On December 19, 2016, a Monday, at exactly half past nine, the Twitterverse was alerted to the existence of the OpenNMT project over at the Harvard natural language processing (NLP) group.
The Harvard NLP group comprises researchers who cover areas as varied as “computational models for human language,” machine learning, deep learning, artificial intelligence, and the “intersections between computer science and linguistics.”
The group’s OpenNMT tweet was followed the day after with a wink at Google, which read: “#Google, we promise we are not #taking you on. Please keep on putting out awesome research / feeding my grad students.”
OpenNMT developer Yoon Kim is a Computer Science PhD candidate and member of Harvard NLP. Kim had previously taken his Master’s in Data Science from New York University, another Master’s in Statistics from Columbia University, and baccalaureate in Math and Economics from Cornell.
Working on the project with Kim was his adviser, Alexander Rush, who runs the NLP group. Commercial machine translation provider Systran, which recently launched its own proprietary neural machine translation system, was also involved in the project.
What follows is Slator’s interview with Harvard NLP’s Alexander Rush and Systran CTO Jean Senellart on the OpenNMT project.
Slator: What motivated you to develop OpenNMT? How did this project come about?
Alexander Rush: The project is based on research software built by my graduate student Yoon Kim. We used the software in my lab to do research on improving translation systems and to teach graduate students. We happened to also put the software online for free, and Systran found it. It was useful for their products, and so they begin to send us updates to the code. It is the kind of mutually beneficial relationship that open-source communities can produce.
Slator: What exactly is OpenNMT and what does it do?
Rush: Recently, there have been a series of advances in artificial intelligence (AI), leading to improvements in speech, image recognition, and game playing. In the area of natural language processing, these improvements have been most impactful in the area of translation, leading to models that significantly improve on the quality of machine translation.

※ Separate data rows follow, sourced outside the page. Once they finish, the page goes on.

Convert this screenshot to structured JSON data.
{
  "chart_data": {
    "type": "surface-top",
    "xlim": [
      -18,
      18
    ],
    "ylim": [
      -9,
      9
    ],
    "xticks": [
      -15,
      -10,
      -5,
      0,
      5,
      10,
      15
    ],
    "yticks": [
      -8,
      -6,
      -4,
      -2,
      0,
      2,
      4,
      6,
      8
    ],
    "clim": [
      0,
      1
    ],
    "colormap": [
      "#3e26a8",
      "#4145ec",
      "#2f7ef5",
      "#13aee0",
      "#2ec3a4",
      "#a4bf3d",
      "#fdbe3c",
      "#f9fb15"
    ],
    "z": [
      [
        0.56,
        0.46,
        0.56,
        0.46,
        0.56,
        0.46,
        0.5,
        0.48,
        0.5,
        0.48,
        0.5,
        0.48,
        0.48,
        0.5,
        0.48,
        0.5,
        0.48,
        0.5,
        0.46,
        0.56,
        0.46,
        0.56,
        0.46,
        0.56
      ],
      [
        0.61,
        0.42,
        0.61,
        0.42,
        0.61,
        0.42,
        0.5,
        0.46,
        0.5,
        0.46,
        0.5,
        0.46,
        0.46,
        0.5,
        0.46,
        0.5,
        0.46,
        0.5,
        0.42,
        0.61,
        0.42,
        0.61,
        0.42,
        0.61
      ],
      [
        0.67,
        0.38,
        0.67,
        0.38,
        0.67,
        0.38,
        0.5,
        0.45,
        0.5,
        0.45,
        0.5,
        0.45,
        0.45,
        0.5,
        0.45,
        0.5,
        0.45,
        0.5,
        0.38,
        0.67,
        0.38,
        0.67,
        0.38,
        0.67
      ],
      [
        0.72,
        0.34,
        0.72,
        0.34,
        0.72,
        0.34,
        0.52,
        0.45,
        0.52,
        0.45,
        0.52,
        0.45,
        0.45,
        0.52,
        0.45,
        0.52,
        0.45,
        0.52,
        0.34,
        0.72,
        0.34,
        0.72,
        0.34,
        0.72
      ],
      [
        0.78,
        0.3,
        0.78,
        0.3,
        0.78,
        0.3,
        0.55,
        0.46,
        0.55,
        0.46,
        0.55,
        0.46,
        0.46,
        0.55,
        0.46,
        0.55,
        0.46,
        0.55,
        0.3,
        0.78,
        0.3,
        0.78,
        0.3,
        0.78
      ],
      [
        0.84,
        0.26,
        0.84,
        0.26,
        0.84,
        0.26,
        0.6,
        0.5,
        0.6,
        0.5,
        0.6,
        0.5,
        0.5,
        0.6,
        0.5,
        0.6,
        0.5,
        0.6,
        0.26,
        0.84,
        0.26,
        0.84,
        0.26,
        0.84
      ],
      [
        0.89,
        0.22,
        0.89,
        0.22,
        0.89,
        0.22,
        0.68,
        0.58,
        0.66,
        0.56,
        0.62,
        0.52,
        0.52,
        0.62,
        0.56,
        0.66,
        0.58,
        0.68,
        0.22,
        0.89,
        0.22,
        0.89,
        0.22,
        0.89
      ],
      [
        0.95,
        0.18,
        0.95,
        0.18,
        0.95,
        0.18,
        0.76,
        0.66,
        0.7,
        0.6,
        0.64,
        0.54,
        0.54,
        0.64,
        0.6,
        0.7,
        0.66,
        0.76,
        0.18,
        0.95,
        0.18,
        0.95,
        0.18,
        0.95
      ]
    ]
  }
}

OpenNMT is open-source software implementing this technology, roughly similar to Google’s proprietary system. It is software to learn models for machine translation. It takes in a corpus of aligned sentences from a source and target language, and learns a mathematical model—known as a neural network—to [perform] translation. That model can then be fed unseen source sentences and OpenNMT will translate them.
We do expect some competitors quickly building products based on this technology—Jean Senellart, Systran CTO
Slator: What makes it different from the commercial solution Systran offers?
Jean Senellart: The core technology we propose to our users will be exactly the same as the one we are contributing for the OpenNMT project. Our business model is to build tailored [products] for our customers. [We] provide complete translation workflow; more features (e.g., document filtering, coupling with other technologies like language detection, entity extraction) than just the core translation.
Slator: Can you give us a simple first use case for OpenNMT?
Rush: We released several example translation models (e.g., German-English). Anyone can download and run the model to experiment with neural machine translation. We publicized the project because we thought it was quite stable; but also with the hope that more people in the translation community would contribute back to further improve it.
In theory, anybody could rent a server and train a model on available data, and we see some hobbyist doing just that—Alexander Rush, Assistant Professor Harvard School of Engineering and Applied Sciences
Slator: What is your mid- to long-term goal for OpenNMT?
Rush: There are two main focuses. One, we want to keep the code up-to-date with all the new ideas published in the research community, such that the open-source software stays competitive with closed-source offerings (e.g., Google). For instance, my group recently developed a system for shrinking translation models so they can run much faster, and this was implemented in the software even before the paper was published.
Two, we want to try out more cutting-edge “translation” ideas. For example, we are implementing an extension to map from images-to-text using OpenNMT. This is a rather recent research idea that we hope to make more accessible.
Senellart: On Systran’s side, we want this project to contain all the best of breed features and ideas that are published by the research community, but also keep the code simple, fast, so it becomes a reference for anyone wanting to do more research or even create commercial applications.
Slator: Who do you see as early adopters of this technology?
Rush: Great question! In theory, anybody could rent a server and train a model on available data, and we see some hobbyist doing just that. In practice, we expect a mix of researchers studying how to improve translation and people in the industry looking to become familiar with new AI technology.
Senellart: We do expect some competitors quickly building products based on this technology—and this will, of course, be challenging for us. But at the same time, [it is] quite an achievement that will help develop the machine translation market and global awareness about the technology.